Passe aux cerfs dans la brume, Michel Bourçon (par Philippe Leuckx)
Passe aux cerfs dans la brume, Michel Bourçon, Christophe Chomant Editeur, septembre 2020, 138 pages, 19 €
La mélancolie au long cours
Michel Bourçon, que je suis depuis une petite douzaine de recueils, parmi lesquels Ce peu de soi (éd. La tête à l’envers) reste l’incontournable opus, tient un journal poétique en prose de plus de deux années. Il livre patiemment ses observations, ses états d’âme, ses réflexions, poète climatique, apte à saisir « le ciel dans les moindres » mouvements, poète atmosphérique du cœur et des yeux, prélevant au réel scruté et ressenti, des pépites, en dépit de « l’effondrement du jour », et du passage du temps, lui, privé « de s’envoler ».
Le maître de l’interstice, de l’entre, du vide d’espacement, Pessoa, a dû durablement inspirer à notre ami nivernais une bonne dose de désenchantement et le pousser à un indécidable mouvement d’esprit : on hésite à vivre, on ne sait comment, on ignore tant de choses, « on frémit », c’est tout, enfouissant journée après nuit, ce réel impratique devant lequel on est juste impuissant. Une phénoménologie des instants perçus ou désirés, des départs pressentis, assure à ces textes une vibration existentielle inouïe.
« Consolation » et « demeure inhabitable » sont des leitmotive d’un univers traversé par un étranger, ce poète en nous qui « ne sait pas », sent trop, désirant « habiter la lumière » qui se tire trop vite, trop mal. Ce poète est « l’errant » qui méjuge de sa position, qui se plaint d’être humain sensibilissime.
L’image du seuil – cet entre-deux instable entre intimité revendiquée et réel du dehors à risque – semble refléter au plus juste la posture du poète, éclaté, déchiré, qui n’a que « ses paumes » pour relater le monde.
La vie serait-elle si dure que les mots ne puissent vraiment qu’être la solution à vivre ?

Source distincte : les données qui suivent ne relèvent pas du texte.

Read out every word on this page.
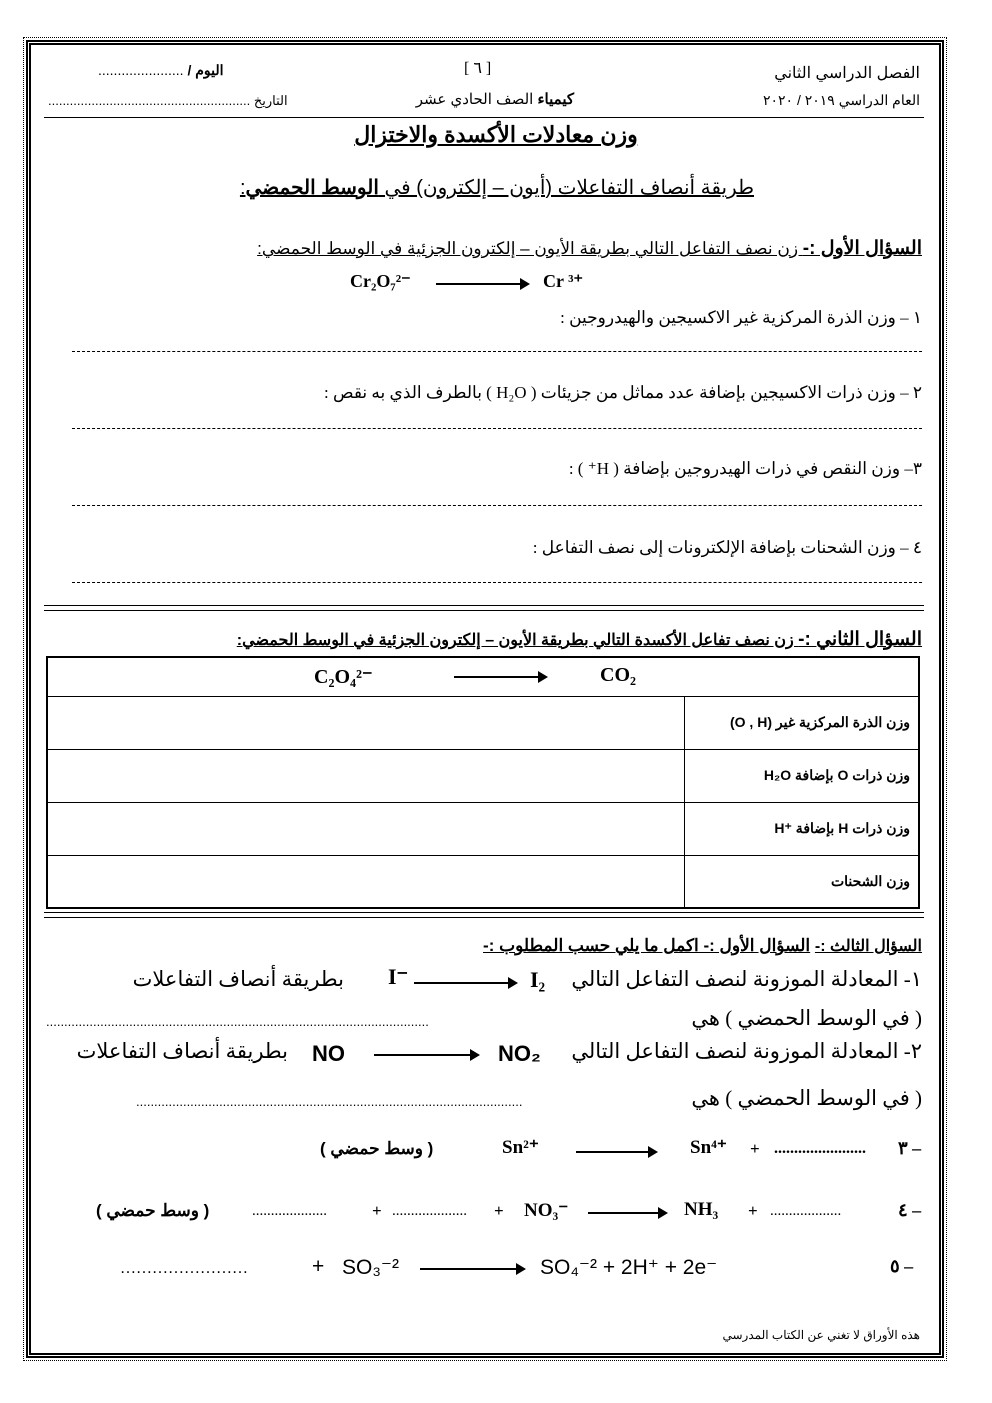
الفصل الدراسي الثاني
العام الدراسي ٢٠١٩ / ٢٠٢٠
[ ٦ ]
كيمياء الصف الحادي عشر
اليوم / ......................
التاريخ ........................................................
وزن معادلات الأكسدة والاختزال
طريقة أنصاف التفاعلات (أيون – إلكترون) في الوسط الحمضي:
السؤال الأول :- زن نصف التفاعل التالي بطريقة الأيون – إلكترون الجزئية في الوسط الحمضي:
Cr₂O₇²⁻	Cr ³⁺
١ – وزن الذرة المركزية غير الاكسيجين والهيدروجين :
٢ – وزن ذرات الاكسيجين بإضافة عدد مماثل من جزيئات ( H₂O ) بالطرف الذي به نقص :
٣– وزن النقص في ذرات الهيدروجين بإضافة ( H⁺ ) :
٤ – وزن الشحنات بإضافة الإلكترونات إلى نصف التفاعل :
السؤال الثاني :- زن نصف تفاعل الأكسدة التالي بطريقة الأيون – إلكترون الجزئية في الوسط الحمضي:
C₂O₄²⁻ CO₂	

	وزن الذرة المركزية غير (O , H)
	وزن ذرات O بإضافة H₂O
	وزن ذرات H بإضافة ⁺H
	وزن الشحنات
السؤال الثالث :- السؤال الأول :- اكمل ما يلي حسب المطلوب :-
١- المعادلة الموزونة لنصف التفاعل التالي
I₂
I⁻
بطريقة أنصاف التفاعلات
( في الوسط الحمضي ) هي
..........................................................................................................
٢- المعادلة الموزونة لنصف التفاعل التالي
NO₂
NO
بطريقة أنصاف التفاعلات
( في الوسط الحمضي ) هي
...........................................................................................................
٣ –
.......................
+
Sn⁴⁺
Sn²⁺
( وسط حمضي )
٤ –
...................
+
NH₃
NO₃⁻
+
....................
+
....................
( وسط حمضي )
٥ –
SO₄⁻² + 2H⁺ + 2e⁻
SO₃⁻²
+
……………………
هذه الأوراق لا تغني عن الكتاب المدرسي
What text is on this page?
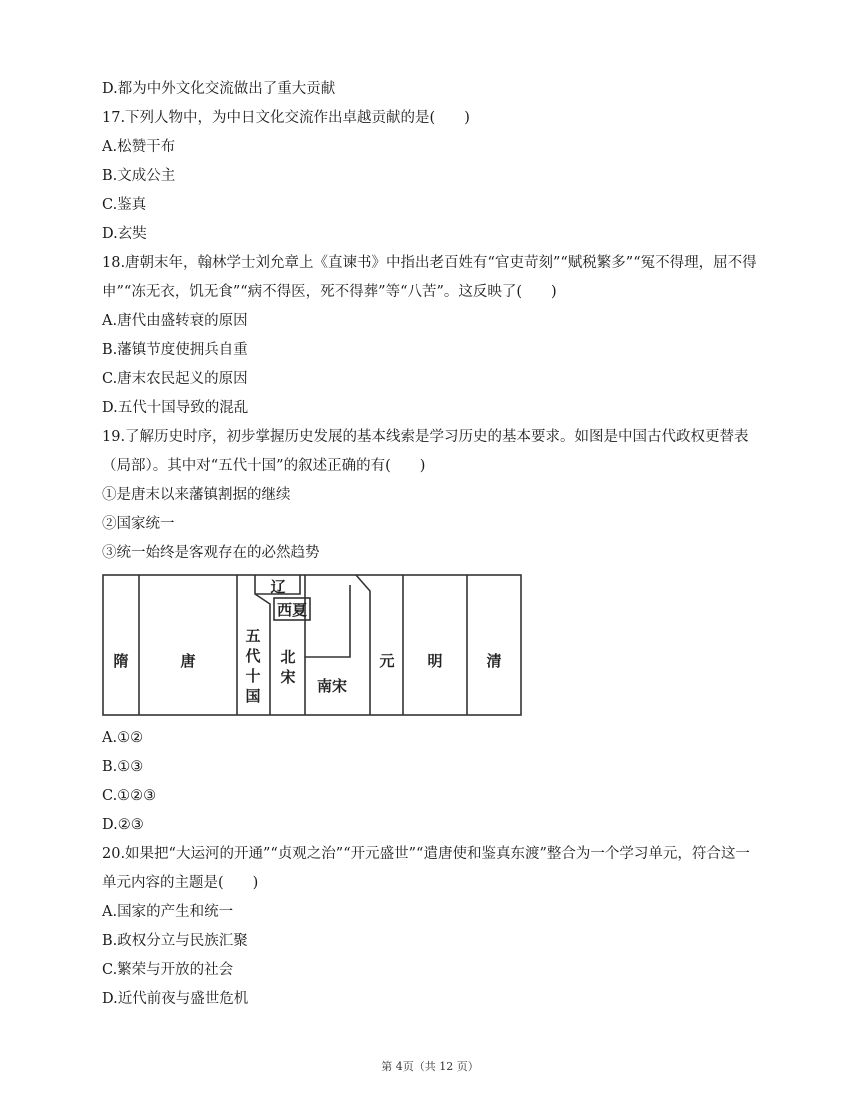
D.都为中外文化交流做出了重大贡献
17.下列人物中，为中日文化交流作出卓越贡献的是(　　)
A.松赞干布
B.文成公主
C.鉴真
D.玄奘
18.唐朝末年，翰林学士刘允章上《直谏书》中指出老百姓有“官吏苛刻”“赋税繁多”“冤不得理，屈不得
申”“冻无衣，饥无食”“病不得医，死不得葬”等“八苦”。这反映了(　　)
A.唐代由盛转衰的原因
B.藩镇节度使拥兵自重
C.唐末农民起义的原因
D.五代十国导致的混乱
19.了解历史时序，初步掌握历史发展的基本线索是学习历史的基本要求。如图是中国古代政权更替表
（局部）。其中对“五代十国”的叙述正确的有(　　)
①是唐末以来藩镇割据的继续
②国家统一
③统一始终是客观存在的必然趋势
隋	唐
五
代
十
国
辽
西夏
北
宋 南宋
元 明	清
A.①②
B.①③
C.①②③
D.②③
20.如果把“大运河的开通”“贞观之治”“开元盛世”“遣唐使和鉴真东渡”整合为一个学习单元，符合这一
单元内容的主题是(　　)
A.国家的产生和统一
B.政权分立与民族汇聚
C.繁荣与开放的社会
D.近代前夜与盛世危机
第 4页（共 12 页）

Alors, la solitude a ce poids ou cette chance ou cette malchance.
Il reste de nous des gravats, des échecs, des grèves échouées, des poids, des bleus à l’âme.
Sensible au poids ou à l’absence de lumière, le poète sait trop bien que les mots – matière noble – sont toujours à affiner pour tenter d’approcher au mieux, en phénoménologue de l’indicible, les subtils changements du monde, entre inquiétude, mélancolie et acuité.
La prose, ici, semble coller à la tenue des registres du cœur mobile, mouvant, mutant ; elle cadre ainsi « l’idée de demeurer à l’étroit d’une peau, d’un corps, alors que la lumière inonde le monde ».
Voilà une poésie de l’incertain, au beau sens hardelletien (le temps est incertain), quand le moindre mouvement du réel impose sa diversité, son caractère changeant.
Un livre d’un grand poète, que je tiens tel comme Vandenschrick, Noullez, Grandmont, Rouzeau, Dugardin.
Philippe Leuckx
Michel Bourçon, nivernais, né en 1963, est l’auteur français d’une quarantaine de livres et livrets de poèmes. Citons : « Je ne sais pas la pluie ; Pour si peu ; Pratique de l’effacement ; Ce peu de soi.